The vx-underground published a document in the social network X, in which Russian information security companies identified the group's activities, assigning it the code name Sand Eagle.
The document contains information about the group's actions attributed to American intelligence agencies, including attacks on countries hostile to the United States. The source of the document remains unknown.
Vx-underground tweetwith screenshots of the document
The document mentions that the FSB of Russia in June 2023 reported a spy attack by the US special services, which infected several thousand iPhones in Russia and abroad, including devices belonging to diplomatic missions.
In addition to attacks on targets in Russia, cases of infection of foreign devices using SIM cards registered to diplomatic missions and embassies in Russia, including the countries of the NATO bloc and the post-Soviet space, as well as Israel, the SAR and the PRC, were revealed.
Kaspersky Lab conducted its own investigation called "Operation Triangulation" and identified "several iPhones with suspicious behavior." During the work, it was found that the infection of devices occurs through a vulnerability in the iOS kernel, which allows the malicious program, called TriangleDB, to be installed in the device's memory. Traces of infection are erased after the device is rebooted, which forces users to re-expose their devices to risk by receiving iMessage messages with malware.
Dmitry Gmilnants, Director of Product Management at Recorded Future, also responded to the growing scandal by sharing a screenshot of the dialogue with the Grok chatbot.

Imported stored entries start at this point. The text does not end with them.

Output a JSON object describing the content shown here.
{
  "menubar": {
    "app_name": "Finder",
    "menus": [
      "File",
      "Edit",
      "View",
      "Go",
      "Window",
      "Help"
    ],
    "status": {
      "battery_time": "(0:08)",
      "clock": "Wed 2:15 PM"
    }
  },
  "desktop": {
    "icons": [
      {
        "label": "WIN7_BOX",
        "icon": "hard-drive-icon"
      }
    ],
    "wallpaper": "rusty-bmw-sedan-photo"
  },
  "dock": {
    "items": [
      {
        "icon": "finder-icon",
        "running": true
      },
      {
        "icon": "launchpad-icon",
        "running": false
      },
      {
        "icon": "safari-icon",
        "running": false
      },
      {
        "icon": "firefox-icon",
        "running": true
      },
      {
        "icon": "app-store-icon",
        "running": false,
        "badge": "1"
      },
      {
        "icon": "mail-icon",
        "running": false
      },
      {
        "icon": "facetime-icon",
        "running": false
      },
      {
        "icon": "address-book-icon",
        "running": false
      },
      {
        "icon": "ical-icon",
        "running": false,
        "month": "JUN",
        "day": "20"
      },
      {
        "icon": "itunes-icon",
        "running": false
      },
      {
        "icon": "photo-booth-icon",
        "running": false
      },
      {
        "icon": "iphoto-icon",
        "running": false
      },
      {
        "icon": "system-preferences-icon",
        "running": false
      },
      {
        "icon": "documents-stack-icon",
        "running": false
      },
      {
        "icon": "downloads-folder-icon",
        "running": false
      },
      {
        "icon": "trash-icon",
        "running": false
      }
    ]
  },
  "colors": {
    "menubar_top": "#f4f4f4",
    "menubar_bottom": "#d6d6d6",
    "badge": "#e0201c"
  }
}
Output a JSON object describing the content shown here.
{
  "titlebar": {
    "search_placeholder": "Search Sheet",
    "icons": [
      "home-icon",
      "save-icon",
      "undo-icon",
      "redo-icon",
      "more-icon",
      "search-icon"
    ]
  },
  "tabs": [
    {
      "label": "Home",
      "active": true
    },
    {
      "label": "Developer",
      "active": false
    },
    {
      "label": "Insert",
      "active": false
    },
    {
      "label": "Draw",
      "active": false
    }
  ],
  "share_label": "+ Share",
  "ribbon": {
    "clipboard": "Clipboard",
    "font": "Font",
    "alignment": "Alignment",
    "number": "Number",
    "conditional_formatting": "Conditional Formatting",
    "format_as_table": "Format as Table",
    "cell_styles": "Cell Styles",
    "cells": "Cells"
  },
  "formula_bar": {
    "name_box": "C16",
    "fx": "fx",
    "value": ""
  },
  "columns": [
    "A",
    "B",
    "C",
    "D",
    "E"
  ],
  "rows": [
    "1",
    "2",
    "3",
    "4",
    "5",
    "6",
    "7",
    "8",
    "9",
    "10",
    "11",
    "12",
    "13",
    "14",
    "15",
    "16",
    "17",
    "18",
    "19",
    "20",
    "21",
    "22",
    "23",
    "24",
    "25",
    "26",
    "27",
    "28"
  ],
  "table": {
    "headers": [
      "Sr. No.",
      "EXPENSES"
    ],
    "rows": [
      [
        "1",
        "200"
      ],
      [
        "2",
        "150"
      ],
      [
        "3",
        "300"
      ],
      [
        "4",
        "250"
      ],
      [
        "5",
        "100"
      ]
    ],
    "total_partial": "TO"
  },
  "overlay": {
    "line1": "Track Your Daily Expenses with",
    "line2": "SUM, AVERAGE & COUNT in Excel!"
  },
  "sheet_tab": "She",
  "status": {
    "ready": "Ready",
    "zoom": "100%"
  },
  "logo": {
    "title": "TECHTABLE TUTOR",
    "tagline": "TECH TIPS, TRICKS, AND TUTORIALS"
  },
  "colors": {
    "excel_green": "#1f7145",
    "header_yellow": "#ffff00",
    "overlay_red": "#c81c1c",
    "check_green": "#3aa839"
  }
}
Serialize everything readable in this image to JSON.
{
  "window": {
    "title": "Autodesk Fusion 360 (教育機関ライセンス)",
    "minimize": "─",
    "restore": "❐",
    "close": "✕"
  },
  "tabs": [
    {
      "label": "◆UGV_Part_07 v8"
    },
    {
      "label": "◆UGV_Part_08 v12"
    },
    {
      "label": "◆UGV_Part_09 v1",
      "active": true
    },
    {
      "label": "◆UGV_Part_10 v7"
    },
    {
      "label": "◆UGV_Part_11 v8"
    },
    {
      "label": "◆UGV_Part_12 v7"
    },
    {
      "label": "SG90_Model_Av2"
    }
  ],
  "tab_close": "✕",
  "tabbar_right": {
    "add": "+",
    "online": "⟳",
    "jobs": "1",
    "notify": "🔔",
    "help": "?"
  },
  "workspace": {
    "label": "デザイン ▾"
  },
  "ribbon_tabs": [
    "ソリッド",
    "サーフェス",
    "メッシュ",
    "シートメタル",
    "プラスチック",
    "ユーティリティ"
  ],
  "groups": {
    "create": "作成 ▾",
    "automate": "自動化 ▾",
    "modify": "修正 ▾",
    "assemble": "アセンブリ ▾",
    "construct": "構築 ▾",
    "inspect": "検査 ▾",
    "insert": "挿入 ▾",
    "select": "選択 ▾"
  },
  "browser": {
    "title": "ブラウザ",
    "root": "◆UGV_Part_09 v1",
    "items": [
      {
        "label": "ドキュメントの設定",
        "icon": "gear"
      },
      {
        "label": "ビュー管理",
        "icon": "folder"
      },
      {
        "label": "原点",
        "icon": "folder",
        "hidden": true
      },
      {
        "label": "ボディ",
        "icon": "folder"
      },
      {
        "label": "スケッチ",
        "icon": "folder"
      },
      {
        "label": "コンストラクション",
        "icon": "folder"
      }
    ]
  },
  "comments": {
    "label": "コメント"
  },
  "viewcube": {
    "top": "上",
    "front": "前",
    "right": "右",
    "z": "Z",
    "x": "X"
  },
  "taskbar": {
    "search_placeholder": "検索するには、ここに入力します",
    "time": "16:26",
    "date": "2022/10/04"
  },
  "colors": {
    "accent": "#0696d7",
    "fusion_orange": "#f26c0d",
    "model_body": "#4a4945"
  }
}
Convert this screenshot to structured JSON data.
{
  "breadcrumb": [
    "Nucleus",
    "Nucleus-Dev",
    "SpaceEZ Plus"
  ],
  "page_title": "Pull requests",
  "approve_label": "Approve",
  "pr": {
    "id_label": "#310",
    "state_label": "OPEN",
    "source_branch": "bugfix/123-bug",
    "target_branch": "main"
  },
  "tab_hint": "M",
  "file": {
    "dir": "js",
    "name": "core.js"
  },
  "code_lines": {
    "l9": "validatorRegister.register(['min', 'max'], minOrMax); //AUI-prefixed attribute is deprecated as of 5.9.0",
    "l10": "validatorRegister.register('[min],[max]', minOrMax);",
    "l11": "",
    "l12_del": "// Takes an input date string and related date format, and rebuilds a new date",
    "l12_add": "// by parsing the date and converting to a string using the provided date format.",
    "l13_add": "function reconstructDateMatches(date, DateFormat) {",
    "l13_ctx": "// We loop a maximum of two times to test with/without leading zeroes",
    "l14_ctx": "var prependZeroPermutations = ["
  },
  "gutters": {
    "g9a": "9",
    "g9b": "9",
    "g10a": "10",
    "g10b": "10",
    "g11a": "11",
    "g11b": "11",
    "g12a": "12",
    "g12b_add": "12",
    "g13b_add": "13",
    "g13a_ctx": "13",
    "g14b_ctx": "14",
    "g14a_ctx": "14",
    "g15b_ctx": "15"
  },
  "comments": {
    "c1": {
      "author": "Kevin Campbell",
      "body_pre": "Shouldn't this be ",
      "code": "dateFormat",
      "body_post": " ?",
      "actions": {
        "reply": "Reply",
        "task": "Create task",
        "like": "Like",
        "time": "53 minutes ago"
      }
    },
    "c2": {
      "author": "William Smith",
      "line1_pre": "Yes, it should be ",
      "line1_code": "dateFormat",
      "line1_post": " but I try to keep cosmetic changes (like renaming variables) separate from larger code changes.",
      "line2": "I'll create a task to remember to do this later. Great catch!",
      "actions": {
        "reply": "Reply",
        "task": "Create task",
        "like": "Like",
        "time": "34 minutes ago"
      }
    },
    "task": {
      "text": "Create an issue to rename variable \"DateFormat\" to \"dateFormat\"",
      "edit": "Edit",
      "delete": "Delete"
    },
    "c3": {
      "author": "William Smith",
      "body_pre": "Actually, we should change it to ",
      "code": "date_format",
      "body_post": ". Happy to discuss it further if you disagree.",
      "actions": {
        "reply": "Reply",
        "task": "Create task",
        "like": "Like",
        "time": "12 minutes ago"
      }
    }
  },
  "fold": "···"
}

In response to a request about Sand Eagle, the chatbot identified them as an APT group from the United States that collects intelligence and steals confidential information, as well as is associated with a number of high-profile cyber attacks.
Gmilnan's dialogue with the chatbot
Gmilnants 'tweet highlights the mystery of the situation, especially considering that Internet searches for the name Sand Eagle only lead to images of birds and the novel "Eagle in the Sand".
Bill Marczak, a cyber threat researcher at CitizenLab, in response to a vx-underground post, said that the Chinese company Qihoo 360 mentioned the name Sand Eagle back in 2022 in its research, which has now been deleted. In its 2023 threat report, Qihoo 360 clarifies that Sand / Desert Eagle is actually a Middle East group not affiliated with Operation Triangulation.
Despite the lack of information about Sand Eagle in open sources, the situation raises many questions about the group's activity in cyberspace. Until now, the real confirmed origin of the group, its activities and the direction of attacks remain unknown.
The document contains information about the group's actions attributed to American intelligence agencies, including attacks on countries hostile to the United States. The source of the document remains unknown.
Vx-underground tweetwith screenshots of the document
The document mentions that the FSB of Russia in June 2023 reported a spy attack by the US special services, which infected several thousand iPhones in Russia and abroad, including devices belonging to diplomatic missions.
In addition to attacks on targets in Russia, cases of infection of foreign devices using SIM cards registered to diplomatic missions and embassies in Russia, including the countries of the NATO bloc and the post-Soviet space, as well as Israel, the SAR and the PRC, were revealed.
Kaspersky Lab conducted its own investigation called "Operation Triangulation" and identified "several iPhones with suspicious behavior." During the work, it was found that the infection of devices occurs through a vulnerability in the iOS kernel, which allows the malicious program, called TriangleDB, to be installed in the device's memory. Traces of infection are erased after the device is rebooted, which forces users to re-expose their devices to risk by receiving iMessage messages with malware.
Dmitry Gmilnants, Director of Product Management at Recorded Future, also responded to the growing scandal by sharing a screenshot of the dialogue with the Grok chatbot. In response to a request about Sand Eagle, the chatbot identified them as an APT group from the United States that collects intelligence and steals confidential information, as well as is associated with a number of high-profile cyber attacks.
Gmilnan's dialogue with the chatbot
Gmilnants 'tweet highlights the mystery of the situation, especially considering that Internet searches for the name Sand Eagle only lead to images of birds and the novel "Eagle in the Sand".
Bill Marczak, a cyber threat researcher at CitizenLab, in response to a vx-underground post, said that the Chinese company Qihoo 360 mentioned the name Sand Eagle back in 2022 in its research, which has now been deleted. In its 2023 threat report, Qihoo 360 clarifies that Sand / Desert Eagle is actually a Middle East group not affiliated with Operation Triangulation.
Despite the lack of information about Sand Eagle in open sources, the situation raises many questions about the group's activity in cyberspace. Until now, the real confirmed origin of the group, its activities and the direction of attacks remain unknown.